# GIK ?



## John N (Jan 2, 2007)

What fabric / color is used in this  room ?


----------



## bpape (Sep 14, 2006)

Looks to be a custom fabric/style that we don't normally stock but can use.

i think it's this style if I remember correctly

http://www.guilfordofmaine.com/patterns/2526


----------



## John N (Jan 2, 2007)

what color ? 

Thanks


----------



## bpape (Sep 14, 2006)

No idea - not every sure that's the right fabric style. Plus I wouldn't make any decisions based on a picture on your PC. Cameras and monitors are all different settings unless both are calibrated.

The Crosstown is considerably more expensive and is also directional in comparison to the more oft used FR701 and Anchorage.


----------



## John N (Jan 2, 2007)

bpape said:


> No idea - not every sure that's the right fabric style. Plus I wouldn't make any decisions based on a picture on your PC. Cameras and monitors are all different settings unless both are calibrated.
> 
> The Crosstown is considerably more expensive and is also directional in comparison to the more oft used FR701 and Anchorage.

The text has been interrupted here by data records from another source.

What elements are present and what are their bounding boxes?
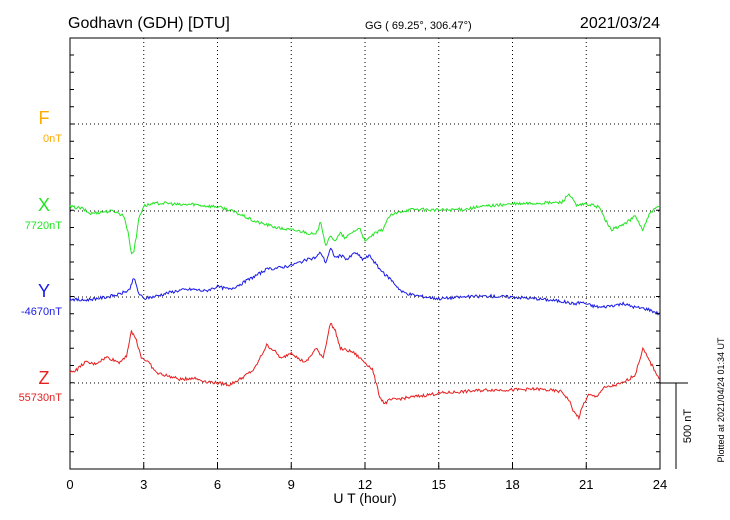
x-tick-label: 24 — [653, 477, 667, 492]
series-line-z — [69, 323, 661, 421]
x-tick-label: 3 — [140, 477, 147, 492]
x-tick-label: 18 — [505, 477, 519, 492]
series-baseline-y: -4670nT — [21, 306, 62, 318]
x-axis-label: U T (hour) — [333, 490, 396, 506]
x-tick-label: 12 — [358, 477, 372, 492]
scale-bar: 500 nT — [660, 382, 694, 469]
tick-layer: 0 3 6 9 12 15 18 21 24 — [66, 54, 667, 492]
series-name-f: F — [39, 108, 50, 128]
series-name-y: Y — [38, 281, 50, 301]
chart-date: 2021/03/24 — [580, 15, 660, 32]
scale-bar-label: 500 nT — [682, 409, 694, 444]
x-tick-label: 9 — [288, 477, 295, 492]
series-baseline-x: 7720nT — [25, 220, 63, 232]
series-layer — [69, 193, 661, 421]
x-tick-label: 15 — [432, 477, 446, 492]
grid-layer — [143, 38, 587, 469]
label-layer: F 0nT X 7720nT Y -4670nT Z 55730nT — [19, 108, 63, 404]
chart-title: Godhavn (GDH) [DTU] — [68, 15, 230, 32]
series-baseline-z: 55730nT — [19, 392, 63, 404]
series-line-x — [69, 193, 661, 255]
plotted-note: Plotted at 2021/04/24 01:34 UT — [716, 337, 726, 463]
series-baseline-f: 0nT — [43, 133, 62, 145]
series-name-z: Z — [39, 368, 50, 388]
series-name-x: X — [38, 195, 50, 215]
x-tick-label: 21 — [579, 477, 593, 492]
x-tick-label: 0 — [66, 477, 73, 492]
series-line-y — [69, 247, 661, 316]
station-coordinates: GG ( 69.25°, 306.47°) — [365, 20, 472, 32]
x-tick-label: 6 — [214, 477, 221, 492]
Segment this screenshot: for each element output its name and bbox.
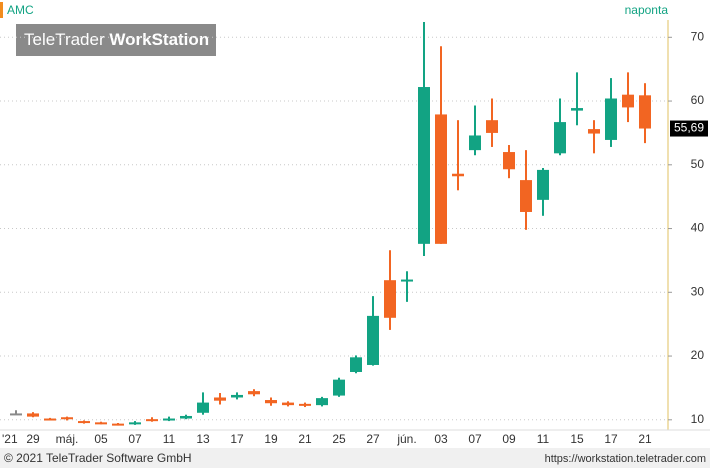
logo-product: WorkStation [109,30,209,49]
candle-body [622,94,634,108]
candle-body [418,87,430,244]
y-tick-label: 70 [691,29,705,43]
candle-body [129,422,141,425]
candle-body [197,402,209,413]
x-tick-label: 17 [604,432,618,446]
x-tick-label: 03 [434,432,448,446]
candle-body [27,413,39,417]
y-tick-label: 10 [691,412,705,426]
candle-body [401,279,413,282]
logo-box [16,24,216,56]
candle-body [520,180,532,212]
x-tick-label: 19 [264,432,278,446]
candle-body [503,152,515,170]
x-tick-label: 27 [366,432,380,446]
candle-body [537,169,549,200]
candle-body [180,415,192,419]
candle-body [44,418,56,421]
candle-body [112,423,124,426]
candle-body [571,108,583,111]
candle-body [299,403,311,406]
x-tick-label: 21 [298,432,312,446]
candle-body [95,422,107,425]
x-tick-label: 11 [163,432,176,446]
y-tick-label: 30 [691,284,705,298]
candle-body [248,391,260,395]
candle-body [588,129,600,134]
candle-body [146,419,158,422]
x-tick-label: 25 [332,432,346,446]
x-tick-label: jún. [396,432,416,446]
candle-body [265,400,277,404]
logo-text: TeleTrader WorkStation [24,30,209,49]
candle-body [384,280,396,318]
candle-body [163,418,175,421]
x-tick-label: 13 [196,432,210,446]
candle-body [282,402,294,406]
footer-bar [0,448,710,468]
candle-body [486,120,498,133]
x-tick-label: 07 [128,432,142,446]
x-tick-label: 09 [502,432,516,446]
y-tick-label: 60 [691,93,705,107]
logo-brand: TeleTrader [24,30,105,49]
candle-body [10,413,22,416]
x-tick-label: 15 [570,432,584,446]
last-price-label: 55,69 [674,121,704,135]
candle-body [639,95,651,129]
copyright: © 2021 TeleTrader Software GmbH [4,451,192,465]
candle-body [333,379,345,396]
candle-body [78,421,90,424]
x-tick-label: 29 [26,432,40,446]
x-tick-label: 11 [537,432,550,446]
x-tick-label: máj. [56,432,79,446]
candle-body [350,357,362,372]
symbol-marker [0,2,3,18]
candle-body [452,173,464,177]
interval-label: naponta [625,3,669,17]
x-tick-label: 17 [230,432,244,446]
candle-body [214,397,226,401]
year-label: '21 [2,432,18,446]
candle-body [605,98,617,140]
y-tick-label: 50 [691,157,705,171]
candle-body [316,398,328,406]
x-tick-label: 07 [468,432,482,446]
last-price-box [670,120,708,137]
candle-body [367,315,379,365]
url: https://workstation.teletrader.com [545,453,706,465]
candle-body [435,114,447,244]
candle-body [61,417,73,420]
x-tick-label: 21 [638,432,652,446]
candle-body [231,394,243,398]
x-tick-label: 05 [94,432,108,446]
y-tick-label: 40 [691,221,705,235]
candle-body [554,122,566,154]
candle-body [469,135,481,151]
y-tick-label: 20 [691,348,705,362]
chart-title: AMC [7,3,34,17]
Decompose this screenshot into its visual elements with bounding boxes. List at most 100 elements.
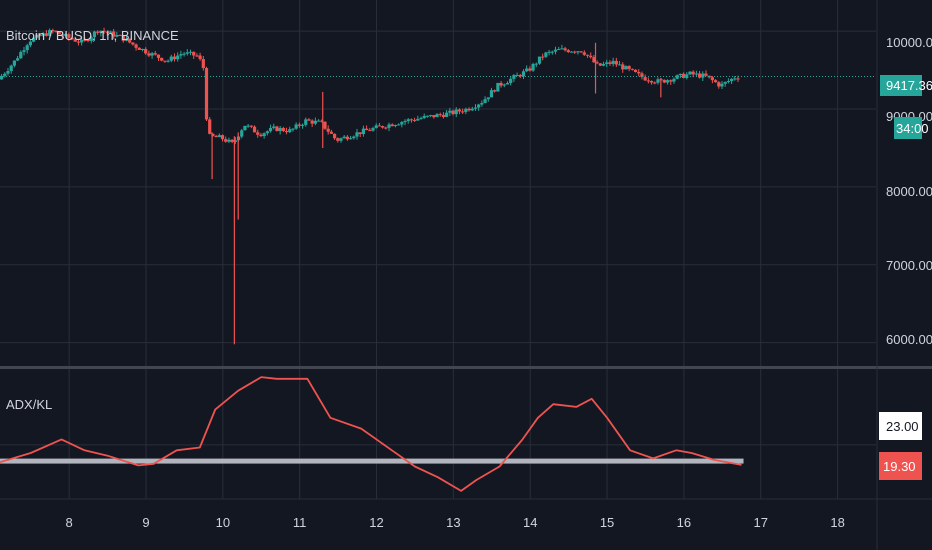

That makes sense . ( I used to work at a printer )

I *had* the cloth samples when I bought my GIK 244 panels . I went with coffee . I would like to order a few more , just trying to decide on color. I like the "oatmeal" color.


----------



## bpape (Sep 14, 2006)

We still do the coffee in the standard fabric. I would think Oatmeal would blend well.


----------